We have recently deployed VSAN at two new datacenter locations, the first will become our primary DC and the second will be our DR site.
Both sites is using new HPE hardware as of May 2016.The primary site contains four identical VSAN hosts that were spec'd very generously:
dual Xeon E5-2699 v3 (18core/36thread)
512GB RAM
4x 800GB SSD, 12G SAS (model HP MO0800JEFPB)
20x 1.2TB HDD, 10K 10G SAS (model HP EG1200JEHMC)
4x 10GBe NIC
VSAN config on each host is four disk groups of 800GB SSD + 5 HDD.
VSAN traffic on each host is handled by 2x 10GBe NICs working together in an LACP LAG group. The NICs connect to the facility switching infrastructure which the service provider has set up for our organization using a specific VLAN for VSAN traffic. We have no visibility into the switching infrastructure so I cannot provide data from the switches at this point in time.
When running the built-in VSAN Storage Performance Test using workload type "Basic sanity test, focus on flash cache layer) I'm seeing poor results in the Throughput MB/s and Max Latency. Results below are averaged across all tested components (10 components are displayed per host)
IOPS | Throughput MB/s | Average Latency (ms) | Maximum Latency (ms) |
---|
2224 | 8.7 | 0.66 | 304 |
Maybe I am not fully understanding this test, or the test is not truly representative of real-world performance, but 8.7MB/s seems extremely slow for the hardware and network we have in place. Also max latency of 304ms seems excessively high. Monitoring tools we use start throwing alerts when storage latency exceeds 50-75ms so these results aren't looking all that good.
Can anyone help me understand why this is happening?
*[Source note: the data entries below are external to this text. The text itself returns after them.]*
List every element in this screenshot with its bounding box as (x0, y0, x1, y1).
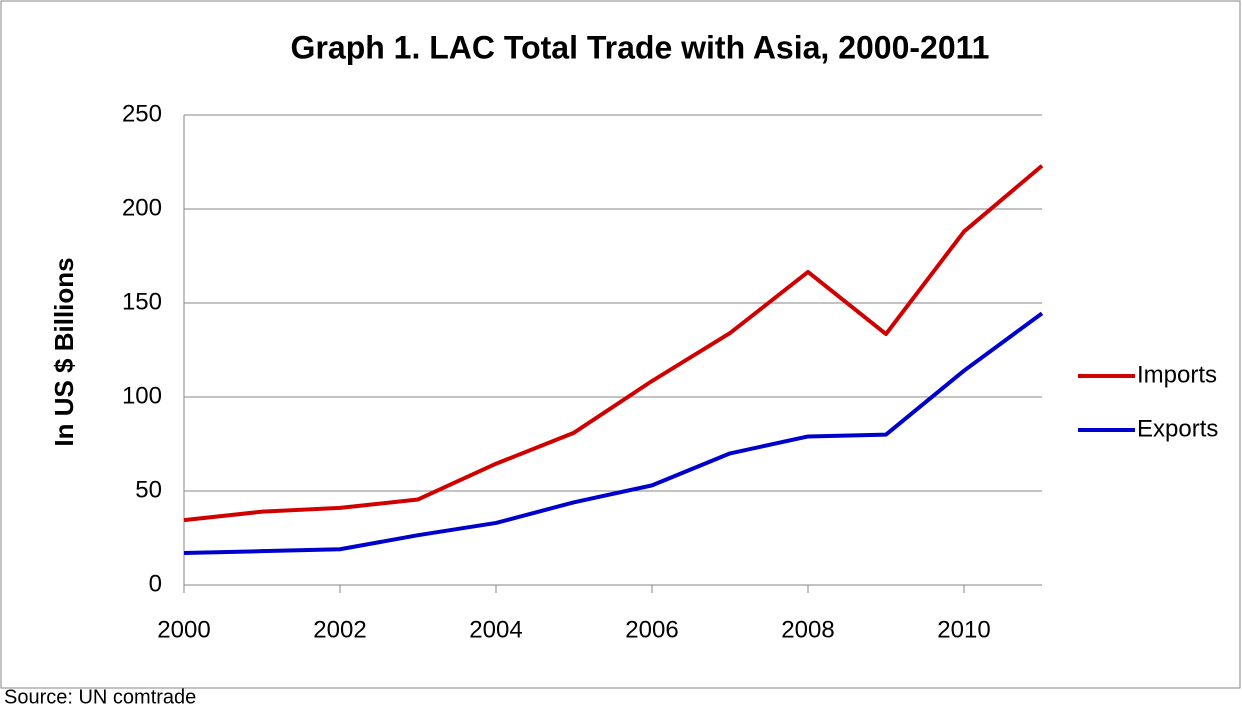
x-tick-label: 2008 (781, 616, 834, 643)
y-tick-label: 0 (149, 570, 162, 597)
chart-title: Graph 1. LAC Total Trade with Asia, 2000… (291, 29, 990, 65)
y-tick-label: 50 (135, 476, 162, 503)
y-tick-label: 250 (122, 100, 162, 127)
data-line (183, 164, 1044, 523)
y-tick-label: 200 (122, 194, 162, 221)
y-tick-label: 150 (122, 288, 162, 315)
data-line (183, 311, 1044, 556)
x-tick-label: 2010 (937, 616, 990, 643)
y-axis-label: In US $ Billions (49, 257, 79, 446)
x-tick-label: 2000 (157, 616, 210, 643)
y-tick-label: 100 (122, 382, 162, 409)
legend-label: Exports (1137, 415, 1218, 442)
x-tick-label: 2006 (625, 616, 678, 643)
source-note: Source: UN comtrade (4, 686, 196, 708)
x-tick-label: 2002 (313, 616, 366, 643)
x-tick-label: 2004 (469, 616, 522, 643)
legend-label: Imports (1137, 361, 1217, 388)
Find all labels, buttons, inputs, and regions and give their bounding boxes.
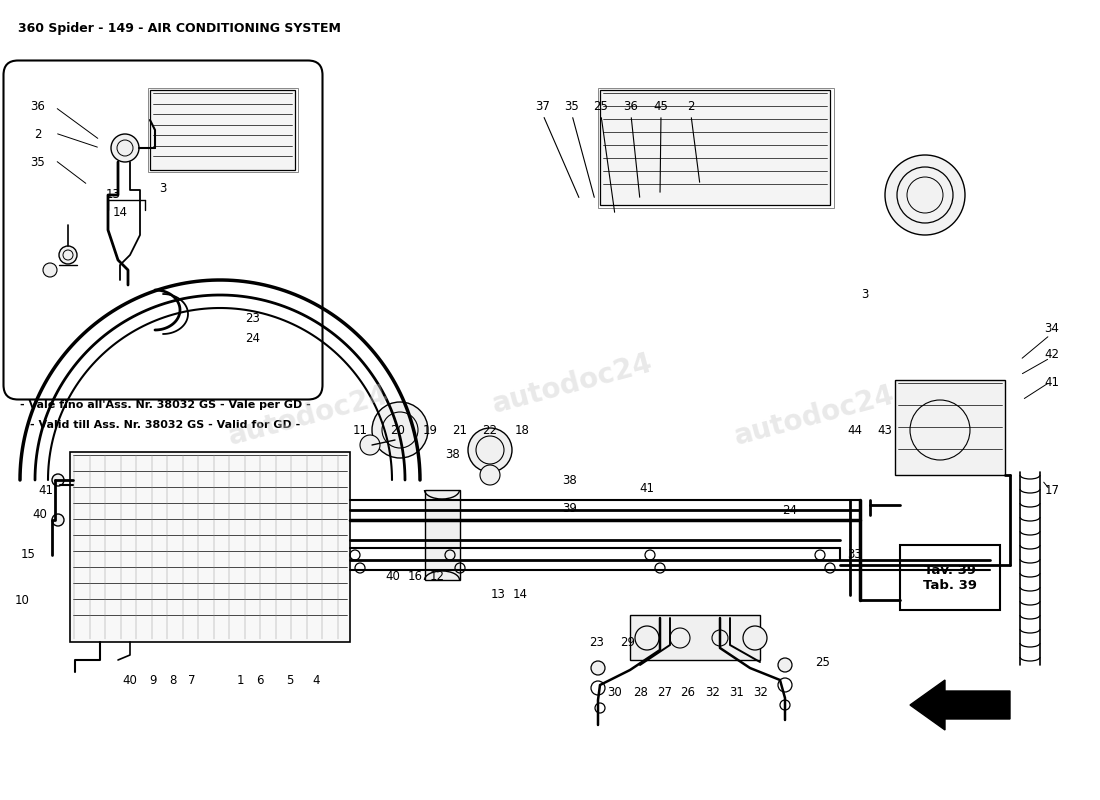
Circle shape [59, 246, 77, 264]
Text: 40: 40 [122, 674, 138, 686]
Text: 30: 30 [607, 686, 623, 699]
Text: 3: 3 [861, 289, 869, 302]
Text: 20: 20 [390, 423, 406, 437]
Circle shape [372, 402, 428, 458]
Text: 18: 18 [515, 423, 529, 437]
Text: 13: 13 [491, 589, 505, 602]
Text: 41: 41 [1045, 375, 1059, 389]
Text: 9: 9 [150, 674, 156, 686]
Bar [895, 380, 1005, 475]
Text: 7: 7 [188, 674, 196, 686]
Text: 33: 33 [848, 549, 862, 562]
Bar [630, 615, 760, 660]
Text: 36: 36 [624, 101, 638, 114]
Text: autodoc24: autodoc24 [488, 349, 656, 419]
Bar [425, 490, 460, 580]
Text: autodoc24: autodoc24 [730, 381, 898, 451]
Text: 24: 24 [245, 331, 261, 345]
Text: 29: 29 [620, 637, 636, 650]
Text: 34: 34 [1045, 322, 1059, 334]
Text: 44: 44 [847, 423, 862, 437]
Bar [900, 545, 1000, 610]
Text: 32: 32 [705, 686, 720, 699]
Text: 15: 15 [21, 549, 35, 562]
Circle shape [360, 435, 379, 455]
Circle shape [591, 661, 605, 675]
Text: 14: 14 [513, 589, 528, 602]
Circle shape [43, 263, 57, 277]
Text: 40: 40 [386, 570, 400, 583]
Text: 14: 14 [112, 206, 128, 219]
Circle shape [778, 658, 792, 672]
Bar [600, 90, 830, 205]
Text: 25: 25 [815, 657, 830, 670]
Text: 16: 16 [407, 570, 422, 583]
Text: 5: 5 [286, 674, 294, 686]
Text: 38: 38 [446, 449, 461, 462]
Text: 41: 41 [39, 483, 54, 497]
Text: 17: 17 [1045, 483, 1059, 497]
FancyArrow shape [910, 680, 1010, 730]
Circle shape [52, 514, 64, 526]
Text: 4: 4 [312, 674, 320, 686]
Text: 26: 26 [681, 686, 695, 699]
Text: autodoc24: autodoc24 [224, 381, 392, 451]
Circle shape [468, 428, 512, 472]
Text: - Valid till Ass. Nr. 38032 GS - Valid for GD -: - Valid till Ass. Nr. 38032 GS - Valid f… [30, 420, 300, 430]
Text: 6: 6 [256, 674, 264, 686]
Circle shape [52, 474, 64, 486]
Text: 45: 45 [653, 101, 669, 114]
Circle shape [480, 465, 501, 485]
Text: 11: 11 [352, 423, 367, 437]
Text: 8: 8 [169, 674, 177, 686]
Text: 35: 35 [564, 101, 580, 114]
Circle shape [886, 155, 965, 235]
Text: Tav. 39
Tab. 39: Tav. 39 Tab. 39 [923, 564, 977, 592]
Text: 28: 28 [634, 686, 648, 699]
Text: - Vale fino all'Ass. Nr. 38032 GS - Vale per GD -: - Vale fino all'Ass. Nr. 38032 GS - Vale… [20, 400, 310, 410]
Text: 360 Spider - 149 - AIR CONDITIONING SYSTEM: 360 Spider - 149 - AIR CONDITIONING SYST… [18, 22, 341, 35]
Text: 10: 10 [14, 594, 30, 606]
Text: 43: 43 [878, 423, 892, 437]
Bar [598, 88, 834, 208]
Text: 3: 3 [160, 182, 167, 194]
Text: 31: 31 [729, 686, 745, 699]
Text: 19: 19 [422, 423, 438, 437]
Circle shape [111, 134, 139, 162]
Circle shape [742, 626, 767, 650]
Text: 39: 39 [562, 502, 578, 514]
Bar [70, 452, 350, 642]
Bar [148, 88, 298, 172]
Text: 32: 32 [754, 686, 769, 699]
Text: 40: 40 [33, 509, 47, 522]
Text: 1: 1 [236, 674, 244, 686]
Text: 41: 41 [639, 482, 654, 494]
Text: 13: 13 [106, 189, 120, 202]
Text: 42: 42 [1045, 349, 1059, 362]
Text: 35: 35 [31, 157, 45, 170]
Text: 22: 22 [483, 423, 497, 437]
Text: 37: 37 [536, 101, 550, 114]
Text: 27: 27 [658, 686, 672, 699]
Text: 36: 36 [31, 101, 45, 114]
Text: 2: 2 [688, 101, 695, 114]
Text: 2: 2 [34, 129, 42, 142]
Text: 25: 25 [594, 101, 608, 114]
Bar [150, 90, 295, 170]
Text: 12: 12 [429, 570, 444, 583]
Text: 24: 24 [782, 503, 797, 517]
Text: 23: 23 [590, 637, 604, 650]
Text: 23: 23 [245, 311, 261, 325]
Text: 38: 38 [562, 474, 578, 486]
Text: 21: 21 [452, 423, 468, 437]
Circle shape [635, 626, 659, 650]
Again, not familiar with how this test stacks up against real-world performance, so if others have had similar poor results while using the built-in benchmark I would be interested to hear about those scenarios as well.
Currently running vCenter/ESXi 6.0 vanilla, I've recommended to management that we upgrade the environment to 6.0 Update 2 to expose the new VSAN Performance Service which should provide better real-world data but for now we would like to better understand the results of the built-in benchmark test.